Every Thursday, the boys attend a workshop hosted by the Makhzoumi Foundation (a non-profit body set up by Fouad Makhzoumi, the Lebanese pipeline-making billionaire) and supported by Unicef. The aim of the workshop is to create a safe space for children working on Lebanon’s streets. The group meets on a set of steps in the Mar Mikhael neighbourhood, close to where the brothers usually sell their artwork.

The children cut shapes out of paper and draw faces, as well as practising their Arabic characters and numbers. Many do not attend school and therefore lack literacy and numeracy skills. Still, Nadine Mussa, who co-ordinates the workshop, says its main objective is to let the children just be children for a few hours. “It’s to let the children play, enjoy, [interact] with other children,” she says. “And also to let them be on the street less.”

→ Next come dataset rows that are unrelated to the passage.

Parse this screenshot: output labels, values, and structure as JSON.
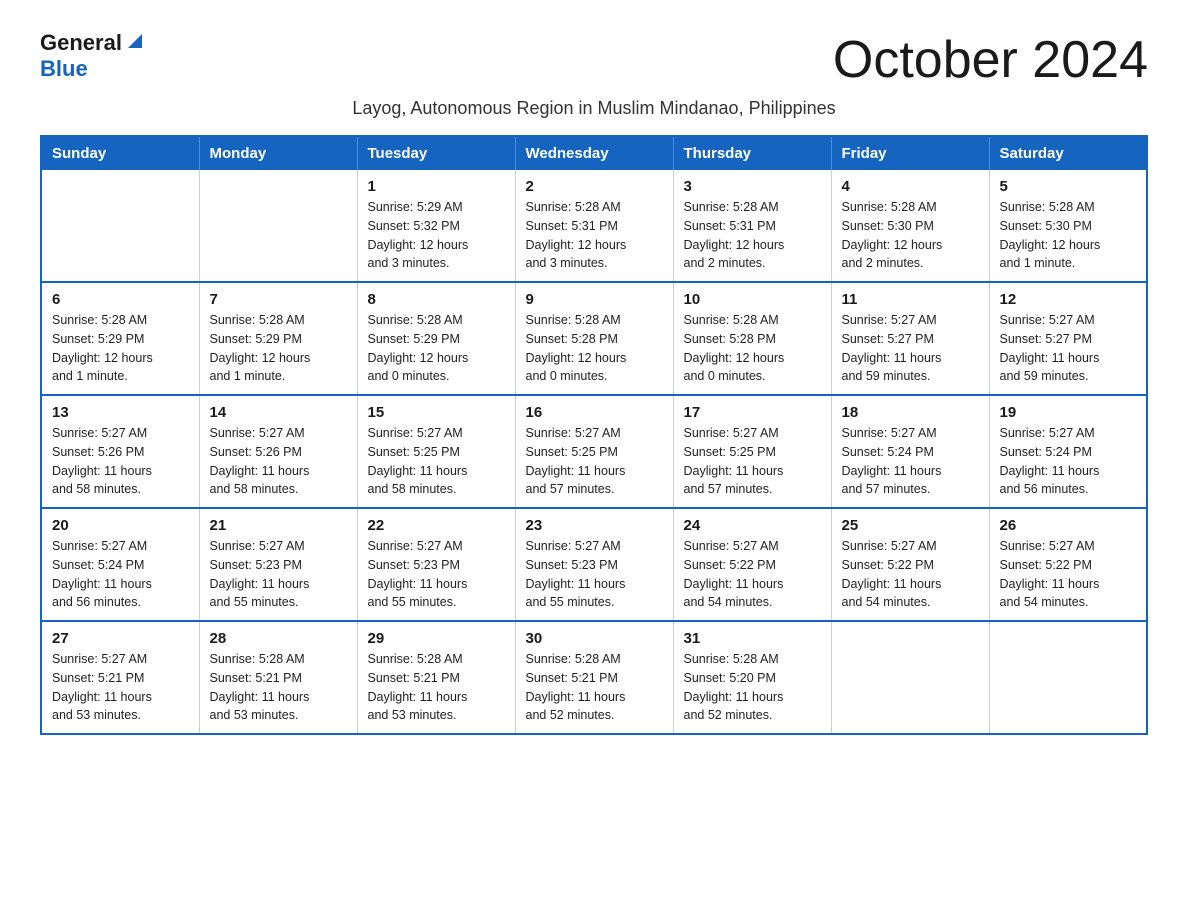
{
  "header": {
    "logo_general": "General",
    "logo_blue": "Blue",
    "month_title": "October 2024",
    "subtitle": "Layog, Autonomous Region in Muslim Mindanao, Philippines"
  },
  "weekdays": [
    "Sunday",
    "Monday",
    "Tuesday",
    "Wednesday",
    "Thursday",
    "Friday",
    "Saturday"
  ],
  "weeks": [
    [
      {
        "day": "",
        "info": ""
      },
      {
        "day": "",
        "info": ""
      },
      {
        "day": "1",
        "info": "Sunrise: 5:29 AM\nSunset: 5:32 PM\nDaylight: 12 hours\nand 3 minutes."
      },
      {
        "day": "2",
        "info": "Sunrise: 5:28 AM\nSunset: 5:31 PM\nDaylight: 12 hours\nand 3 minutes."
      },
      {
        "day": "3",
        "info": "Sunrise: 5:28 AM\nSunset: 5:31 PM\nDaylight: 12 hours\nand 2 minutes."
      },
      {
        "day": "4",
        "info": "Sunrise: 5:28 AM\nSunset: 5:30 PM\nDaylight: 12 hours\nand 2 minutes."
      },
      {
        "day": "5",
        "info": "Sunrise: 5:28 AM\nSunset: 5:30 PM\nDaylight: 12 hours\nand 1 minute."
      }
    ],
    [
      {
        "day": "6",
        "info": "Sunrise: 5:28 AM\nSunset: 5:29 PM\nDaylight: 12 hours\nand 1 minute."
      },
      {
        "day": "7",
        "info": "Sunrise: 5:28 AM\nSunset: 5:29 PM\nDaylight: 12 hours\nand 1 minute."
      },
      {
        "day": "8",
        "info": "Sunrise: 5:28 AM\nSunset: 5:29 PM\nDaylight: 12 hours\nand 0 minutes."
      },
      {
        "day": "9",
        "info": "Sunrise: 5:28 AM\nSunset: 5:28 PM\nDaylight: 12 hours\nand 0 minutes."
      },
      {
        "day": "10",
        "info": "Sunrise: 5:28 AM\nSunset: 5:28 PM\nDaylight: 12 hours\nand 0 minutes."
      },
      {
        "day": "11",
        "info": "Sunrise: 5:27 AM\nSunset: 5:27 PM\nDaylight: 11 hours\nand 59 minutes."
      },
      {
        "day": "12",
        "info": "Sunrise: 5:27 AM\nSunset: 5:27 PM\nDaylight: 11 hours\nand 59 minutes."
      }
    ],
    [
      {
        "day": "13",
        "info": "Sunrise: 5:27 AM\nSunset: 5:26 PM\nDaylight: 11 hours\nand 58 minutes."
      },
      {
        "day": "14",
        "info": "Sunrise: 5:27 AM\nSunset: 5:26 PM\nDaylight: 11 hours\nand 58 minutes."
      },
      {
        "day": "15",
        "info": "Sunrise: 5:27 AM\nSunset: 5:25 PM\nDaylight: 11 hours\nand 58 minutes."
      },
      {
        "day": "16",
        "info": "Sunrise: 5:27 AM\nSunset: 5:25 PM\nDaylight: 11 hours\nand 57 minutes."
      },
      {
        "day": "17",
        "info": "Sunrise: 5:27 AM\nSunset: 5:25 PM\nDaylight: 11 hours\nand 57 minutes."
      },
      {
        "day": "18",
        "info": "Sunrise: 5:27 AM\nSunset: 5:24 PM\nDaylight: 11 hours\nand 57 minutes."
      },
      {
        "day": "19",
        "info": "Sunrise: 5:27 AM\nSunset: 5:24 PM\nDaylight: 11 hours\nand 56 minutes."
      }
    ],
    [
      {
        "day": "20",
        "info": "Sunrise: 5:27 AM\nSunset: 5:24 PM\nDaylight: 11 hours\nand 56 minutes."
      },
      {
        "day": "21",
        "info": "Sunrise: 5:27 AM\nSunset: 5:23 PM\nDaylight: 11 hours\nand 55 minutes."
      },
      {
        "day": "22",
        "info": "Sunrise: 5:27 AM\nSunset: 5:23 PM\nDaylight: 11 hours\nand 55 minutes."
      },
      {
        "day": "23",
        "info": "Sunrise: 5:27 AM\nSunset: 5:23 PM\nDaylight: 11 hours\nand 55 minutes."
      },
      {
        "day": "24",
        "info": "Sunrise: 5:27 AM\nSunset: 5:22 PM\nDaylight: 11 hours\nand 54 minutes."
      },
      {
        "day": "25",
        "info": "Sunrise: 5:27 AM\nSunset: 5:22 PM\nDaylight: 11 hours\nand 54 minutes."
      },
      {
        "day": "26",
        "info": "Sunrise: 5:27 AM\nSunset: 5:22 PM\nDaylight: 11 hours\nand 54 minutes."
      }
    ],
    [
      {
        "day": "27",
        "info": "Sunrise: 5:27 AM\nSunset: 5:21 PM\nDaylight: 11 hours\nand 53 minutes."
      },
      {
        "day": "28",
        "info": "Sunrise: 5:28 AM\nSunset: 5:21 PM\nDaylight: 11 hours\nand 53 minutes."
      },
      {
        "day": "29",
        "info": "Sunrise: 5:28 AM\nSunset: 5:21 PM\nDaylight: 11 hours\nand 53 minutes."
      },
      {
        "day": "30",
        "info": "Sunrise: 5:28 AM\nSunset: 5:21 PM\nDaylight: 11 hours\nand 52 minutes."
      },
      {
        "day": "31",
        "info": "Sunrise: 5:28 AM\nSunset: 5:20 PM\nDaylight: 11 hours\nand 52 minutes."
      },
      {
        "day": "",
        "info": ""
      },
      {
        "day": "",
        "info": ""
      }
    ]
  ]
}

The workshop provides short respite from hawking postcards, flowers and sweets to drunken bar-goers. Most people are kind to the children, but not all, Ms Mussa says. “For sure, they are being exploited — by their caregivers or by other people. The kids don’t trust people, even their friends and relatives.”

Some children work for adults in small gangs, but many, like Sami and Ahmed, are sent on to the streets by their parents. Most Syrians are not permitted to work in Lebanon, which puts families in a tough position — either they put their children to work on the streets or they risk not being able to feed them.

Ms Hommel says Save the Children and other organisations have developed more programmes focused on psychosocial support for children affected by the conflict in Syria, especially now that much of the emergency response to the war is over. Aid money is limited, however, and more efforts of this kind are needed, she says.

As millions of Syrians poured out of the country, the priority was providing them with shelter, food and emergency medical assistance. “There is a hierarchy of response,” says Ms Hommel. But many children have now been living for years in traumatic environments. The risk is that, in some cases, the damage caused by toxic stress may be irreversible.

Dr Shonkoff says no human being should be written off. “But preventing stress is better than trying to fix things later,” he says. “We don’t need science to tell us that in threatening situations we need to cuddle children close to help them feel safe.”